I suggest you stick with (unsigned) int when dealing with numbers that don't grow large (for example, for counting bits), size_t when you need to support arbitratily large counts, sizes and array indices, and other types as appropriate, such as unsigned long long to store the results of std::stoull().

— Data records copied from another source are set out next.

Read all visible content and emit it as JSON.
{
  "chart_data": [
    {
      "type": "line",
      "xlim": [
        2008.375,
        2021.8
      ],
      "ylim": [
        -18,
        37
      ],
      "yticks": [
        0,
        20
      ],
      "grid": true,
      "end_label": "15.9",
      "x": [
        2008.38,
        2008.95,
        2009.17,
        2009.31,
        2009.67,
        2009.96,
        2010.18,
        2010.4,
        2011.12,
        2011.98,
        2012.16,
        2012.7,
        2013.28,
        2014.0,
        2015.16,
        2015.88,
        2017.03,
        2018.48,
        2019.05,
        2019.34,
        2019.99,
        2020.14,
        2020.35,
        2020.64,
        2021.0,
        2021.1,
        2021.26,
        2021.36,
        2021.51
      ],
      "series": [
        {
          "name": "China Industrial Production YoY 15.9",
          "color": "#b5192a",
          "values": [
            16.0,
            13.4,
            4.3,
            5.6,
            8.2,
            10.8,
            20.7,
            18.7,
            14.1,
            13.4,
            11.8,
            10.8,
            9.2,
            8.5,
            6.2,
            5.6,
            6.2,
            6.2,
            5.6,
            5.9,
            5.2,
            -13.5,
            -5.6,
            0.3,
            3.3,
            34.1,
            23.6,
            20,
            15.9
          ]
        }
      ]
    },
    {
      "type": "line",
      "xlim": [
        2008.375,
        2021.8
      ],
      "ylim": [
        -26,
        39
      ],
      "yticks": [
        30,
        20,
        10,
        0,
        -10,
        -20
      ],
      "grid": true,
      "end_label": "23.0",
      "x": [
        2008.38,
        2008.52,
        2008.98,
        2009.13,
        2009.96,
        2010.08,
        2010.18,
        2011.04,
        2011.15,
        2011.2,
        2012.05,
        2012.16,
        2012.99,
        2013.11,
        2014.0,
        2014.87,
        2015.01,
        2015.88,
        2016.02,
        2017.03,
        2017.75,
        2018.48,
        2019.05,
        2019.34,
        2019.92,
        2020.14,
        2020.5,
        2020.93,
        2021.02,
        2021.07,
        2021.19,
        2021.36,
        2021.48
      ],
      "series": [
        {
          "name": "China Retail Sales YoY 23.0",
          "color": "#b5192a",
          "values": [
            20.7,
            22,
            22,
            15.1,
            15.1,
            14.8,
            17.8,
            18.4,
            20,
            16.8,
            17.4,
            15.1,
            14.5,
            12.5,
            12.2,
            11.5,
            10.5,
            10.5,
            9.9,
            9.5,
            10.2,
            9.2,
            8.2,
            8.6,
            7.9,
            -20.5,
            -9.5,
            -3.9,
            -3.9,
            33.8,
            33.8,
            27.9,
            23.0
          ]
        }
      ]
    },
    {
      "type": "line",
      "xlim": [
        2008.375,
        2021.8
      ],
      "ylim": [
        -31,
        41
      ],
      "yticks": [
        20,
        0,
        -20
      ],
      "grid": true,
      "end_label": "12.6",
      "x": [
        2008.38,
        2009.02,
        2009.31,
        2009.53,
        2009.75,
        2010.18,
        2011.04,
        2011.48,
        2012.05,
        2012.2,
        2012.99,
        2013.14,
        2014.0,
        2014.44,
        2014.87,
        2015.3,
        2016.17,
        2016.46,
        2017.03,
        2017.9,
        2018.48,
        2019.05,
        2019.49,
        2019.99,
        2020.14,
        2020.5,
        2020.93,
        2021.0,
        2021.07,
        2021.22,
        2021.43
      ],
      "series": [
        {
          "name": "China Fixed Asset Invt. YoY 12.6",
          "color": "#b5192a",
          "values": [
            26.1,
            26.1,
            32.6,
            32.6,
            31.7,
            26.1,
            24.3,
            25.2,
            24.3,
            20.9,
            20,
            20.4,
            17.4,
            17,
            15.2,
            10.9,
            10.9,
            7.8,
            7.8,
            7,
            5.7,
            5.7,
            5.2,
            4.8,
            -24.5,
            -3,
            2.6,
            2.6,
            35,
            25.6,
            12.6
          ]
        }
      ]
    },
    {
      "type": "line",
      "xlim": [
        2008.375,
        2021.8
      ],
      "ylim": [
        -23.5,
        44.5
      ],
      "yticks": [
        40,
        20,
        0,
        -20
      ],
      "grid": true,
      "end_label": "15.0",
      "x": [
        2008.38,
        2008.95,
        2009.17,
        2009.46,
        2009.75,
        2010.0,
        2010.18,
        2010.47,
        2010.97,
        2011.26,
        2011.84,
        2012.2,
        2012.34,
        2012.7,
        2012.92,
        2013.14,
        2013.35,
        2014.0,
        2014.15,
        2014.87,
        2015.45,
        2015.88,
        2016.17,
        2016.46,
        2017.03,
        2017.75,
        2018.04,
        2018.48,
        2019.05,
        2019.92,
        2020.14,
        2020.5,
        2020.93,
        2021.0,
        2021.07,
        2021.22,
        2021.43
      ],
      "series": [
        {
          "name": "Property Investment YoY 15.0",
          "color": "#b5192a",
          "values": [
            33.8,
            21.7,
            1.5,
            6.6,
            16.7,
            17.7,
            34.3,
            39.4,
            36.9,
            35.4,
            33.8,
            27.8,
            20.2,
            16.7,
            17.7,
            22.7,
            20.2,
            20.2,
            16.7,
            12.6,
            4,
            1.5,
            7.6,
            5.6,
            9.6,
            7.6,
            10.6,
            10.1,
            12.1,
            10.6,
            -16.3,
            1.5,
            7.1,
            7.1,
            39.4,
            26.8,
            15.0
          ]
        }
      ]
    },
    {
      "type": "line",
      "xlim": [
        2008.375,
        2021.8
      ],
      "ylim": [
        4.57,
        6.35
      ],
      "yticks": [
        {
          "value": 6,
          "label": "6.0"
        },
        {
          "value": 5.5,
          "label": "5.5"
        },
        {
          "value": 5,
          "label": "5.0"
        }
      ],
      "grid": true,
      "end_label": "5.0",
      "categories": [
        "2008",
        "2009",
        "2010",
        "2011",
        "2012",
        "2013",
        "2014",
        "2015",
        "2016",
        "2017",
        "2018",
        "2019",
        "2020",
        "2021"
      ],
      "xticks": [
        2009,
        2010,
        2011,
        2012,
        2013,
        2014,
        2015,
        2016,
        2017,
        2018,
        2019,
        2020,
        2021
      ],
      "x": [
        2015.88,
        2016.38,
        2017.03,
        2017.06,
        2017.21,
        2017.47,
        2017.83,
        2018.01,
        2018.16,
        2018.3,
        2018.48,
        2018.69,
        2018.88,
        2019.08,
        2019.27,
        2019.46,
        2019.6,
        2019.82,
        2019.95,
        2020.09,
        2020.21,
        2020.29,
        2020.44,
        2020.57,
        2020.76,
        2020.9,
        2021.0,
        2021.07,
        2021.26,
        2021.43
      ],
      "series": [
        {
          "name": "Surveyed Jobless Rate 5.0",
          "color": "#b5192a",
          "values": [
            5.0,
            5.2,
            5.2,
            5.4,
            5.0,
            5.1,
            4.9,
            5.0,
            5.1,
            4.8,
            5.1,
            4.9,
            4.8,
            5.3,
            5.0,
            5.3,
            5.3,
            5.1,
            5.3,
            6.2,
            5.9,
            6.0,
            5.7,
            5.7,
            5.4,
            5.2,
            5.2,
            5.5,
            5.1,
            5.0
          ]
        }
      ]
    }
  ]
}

Also use a using declaration to declare the type used to store the numbers in one place, so if you ever decide to change it, you don't have to search and replace all over the code. You can combine it with decltype() to get the type returned by an arbitrary function, like so:

class Solution {
using value_type = decltype(std::stoull(""));
...
};


# Avoid unnecessary one-use temporaries

There are several cases where you define a temporary variable that is only used once, and which could be avoided. The first is x, which is only used to create a constant 1 of the right type. You can do that instead like so:

if ((value_type{1} << bit) < num) {
...
}


The second one will still technically create a temporary, but we can use C++17's if with an init statement:

if (auto curr = binarySearch(num, bit); curr) {
return curr;
}


When passing an integer type to std::pow(), it will convert it to double for you, so you don't have to explcitly create a temporary constant dnum, and can just write:

value_type hi = std::pow(num, 1.0 / bit) + 1;


Note that you also don't need to explicitly cast it back to an integer here.